In capacitively excited process chambers, the plasma is excited by RF power applied between an anode electrode and a cathode electrode. Generally the substrate is mounted on a pedestal or susceptor that functions as the cathode electrode, and the anode electrode is mounted a short distance from, and parallel to, the substrate.
Commonly the anode electrode also functions as a gas distribution plate for supplying the process gas mixture into the chamber. The anode electrode is perforated with hundreds or thousands of orifices through which the process gas mixture flows into the gap between the anode and cathode. The orifices are spaced across the surface of the gas distribution plate so as to maximize the spatial uniformity of the process gas mixture adjacent the substrate. Such a gas distribution plate, commonly called a “shower head”, is described in commonly assigned U.S. Pat. No. 4,854,263 issued Aug. 8, 1989 to Chang et al.
The RF excitation of the plasma may be accomplished by connecting one of the two electrodes (i.e. either the anode or the cathode) to the output of an RF power supply and connecting the other electrode to electrical ground. However, many commonly used plasma enhanced CVD and etch processes require RF excitation at two different frequencies simultaneously, with a high frequency RF power supply being connected to the anode electrode and a low frequency RF power supply being connected to the cathode electrode (or vice versa).

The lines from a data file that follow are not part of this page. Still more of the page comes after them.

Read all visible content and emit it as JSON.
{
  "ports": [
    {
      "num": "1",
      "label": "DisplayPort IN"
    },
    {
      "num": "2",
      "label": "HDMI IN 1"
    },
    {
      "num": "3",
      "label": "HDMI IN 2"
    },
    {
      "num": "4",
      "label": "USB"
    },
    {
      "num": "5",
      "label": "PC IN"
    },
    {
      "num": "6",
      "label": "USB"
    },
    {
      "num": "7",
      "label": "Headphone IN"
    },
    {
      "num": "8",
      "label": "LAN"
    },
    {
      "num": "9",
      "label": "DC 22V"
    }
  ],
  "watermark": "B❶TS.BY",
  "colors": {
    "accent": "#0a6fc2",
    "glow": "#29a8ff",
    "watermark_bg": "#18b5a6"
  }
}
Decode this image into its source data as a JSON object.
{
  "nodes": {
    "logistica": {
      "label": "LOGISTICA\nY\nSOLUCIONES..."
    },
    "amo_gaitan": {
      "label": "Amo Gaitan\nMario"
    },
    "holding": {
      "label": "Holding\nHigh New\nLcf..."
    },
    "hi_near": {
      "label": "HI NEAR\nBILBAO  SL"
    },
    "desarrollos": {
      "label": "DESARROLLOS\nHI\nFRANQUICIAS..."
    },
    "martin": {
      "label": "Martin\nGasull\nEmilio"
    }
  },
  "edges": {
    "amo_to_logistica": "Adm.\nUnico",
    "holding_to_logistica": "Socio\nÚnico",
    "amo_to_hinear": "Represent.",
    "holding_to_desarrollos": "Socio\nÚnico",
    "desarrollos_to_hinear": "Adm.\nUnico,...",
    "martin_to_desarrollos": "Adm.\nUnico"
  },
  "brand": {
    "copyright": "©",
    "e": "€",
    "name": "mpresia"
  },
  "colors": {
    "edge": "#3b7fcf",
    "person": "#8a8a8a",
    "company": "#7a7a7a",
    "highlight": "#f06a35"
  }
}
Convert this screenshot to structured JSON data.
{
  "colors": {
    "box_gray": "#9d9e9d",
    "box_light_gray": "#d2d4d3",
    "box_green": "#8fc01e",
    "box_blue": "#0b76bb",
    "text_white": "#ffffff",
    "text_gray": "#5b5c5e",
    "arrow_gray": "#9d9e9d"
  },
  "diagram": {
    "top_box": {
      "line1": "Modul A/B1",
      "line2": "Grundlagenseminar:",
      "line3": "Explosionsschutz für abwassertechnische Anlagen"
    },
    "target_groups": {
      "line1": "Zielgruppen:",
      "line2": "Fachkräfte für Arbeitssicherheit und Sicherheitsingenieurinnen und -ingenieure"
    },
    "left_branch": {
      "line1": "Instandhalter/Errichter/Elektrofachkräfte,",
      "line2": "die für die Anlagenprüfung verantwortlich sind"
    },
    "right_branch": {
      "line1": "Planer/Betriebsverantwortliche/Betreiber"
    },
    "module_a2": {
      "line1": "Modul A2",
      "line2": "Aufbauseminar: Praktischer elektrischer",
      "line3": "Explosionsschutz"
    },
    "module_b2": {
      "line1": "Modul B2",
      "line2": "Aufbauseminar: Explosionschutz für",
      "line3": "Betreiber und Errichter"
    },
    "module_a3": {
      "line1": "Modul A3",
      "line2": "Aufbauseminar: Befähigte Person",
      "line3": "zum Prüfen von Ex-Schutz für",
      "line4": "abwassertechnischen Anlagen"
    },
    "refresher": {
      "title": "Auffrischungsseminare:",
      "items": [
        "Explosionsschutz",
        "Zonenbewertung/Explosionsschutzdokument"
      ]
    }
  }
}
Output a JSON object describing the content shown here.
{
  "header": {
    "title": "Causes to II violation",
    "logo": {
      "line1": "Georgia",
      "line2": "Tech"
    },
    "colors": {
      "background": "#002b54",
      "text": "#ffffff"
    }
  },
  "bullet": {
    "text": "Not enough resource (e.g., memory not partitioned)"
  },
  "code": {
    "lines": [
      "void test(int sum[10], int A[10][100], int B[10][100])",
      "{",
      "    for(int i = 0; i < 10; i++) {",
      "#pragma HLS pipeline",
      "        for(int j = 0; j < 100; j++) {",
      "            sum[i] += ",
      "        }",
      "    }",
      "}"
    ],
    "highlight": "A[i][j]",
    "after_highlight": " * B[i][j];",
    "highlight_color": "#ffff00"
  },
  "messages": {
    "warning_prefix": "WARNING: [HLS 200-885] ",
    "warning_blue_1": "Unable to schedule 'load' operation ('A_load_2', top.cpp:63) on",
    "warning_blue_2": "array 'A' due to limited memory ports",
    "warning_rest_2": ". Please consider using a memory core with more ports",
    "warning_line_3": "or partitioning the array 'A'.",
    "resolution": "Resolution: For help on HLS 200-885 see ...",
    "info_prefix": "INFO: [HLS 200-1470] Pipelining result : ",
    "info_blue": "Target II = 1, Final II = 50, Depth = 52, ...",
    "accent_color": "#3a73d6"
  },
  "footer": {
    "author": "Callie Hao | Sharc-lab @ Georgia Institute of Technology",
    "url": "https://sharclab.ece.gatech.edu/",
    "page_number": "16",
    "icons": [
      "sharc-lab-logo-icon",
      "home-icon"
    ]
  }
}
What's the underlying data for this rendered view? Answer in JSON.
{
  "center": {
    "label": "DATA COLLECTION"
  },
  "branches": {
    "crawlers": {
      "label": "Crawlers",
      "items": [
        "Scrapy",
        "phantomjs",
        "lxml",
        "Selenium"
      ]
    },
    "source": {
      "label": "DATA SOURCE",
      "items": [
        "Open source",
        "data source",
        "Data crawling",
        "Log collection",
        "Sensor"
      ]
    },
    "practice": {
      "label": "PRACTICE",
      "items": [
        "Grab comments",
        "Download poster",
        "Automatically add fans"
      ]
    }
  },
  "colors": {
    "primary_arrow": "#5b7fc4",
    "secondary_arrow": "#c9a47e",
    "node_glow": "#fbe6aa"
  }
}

We found that connecting the cathode electrode (the susceptor) and the anode electrode (the gas distribution plate) to separate power supplies, so that neither electrode is electrically grounded, can degrade process performance because some RF power can be coupled between one of these electrodes and electrically grounded chamber components such as the electrically grounded chamber wall. This diverts RF power from the region between the susceptor and the gas distribution plate where the RF power is required to perform the desired plasma enhanced CVD or etch process. In the case of a CVD process for depositing a film such as silicon nitride or silicon oxide, we found that such diversion of RF power to a plasma behind or alongside the susceptor can produce a film having undesirable properties such as tensile film stress, low density, and excessive hydrogen content.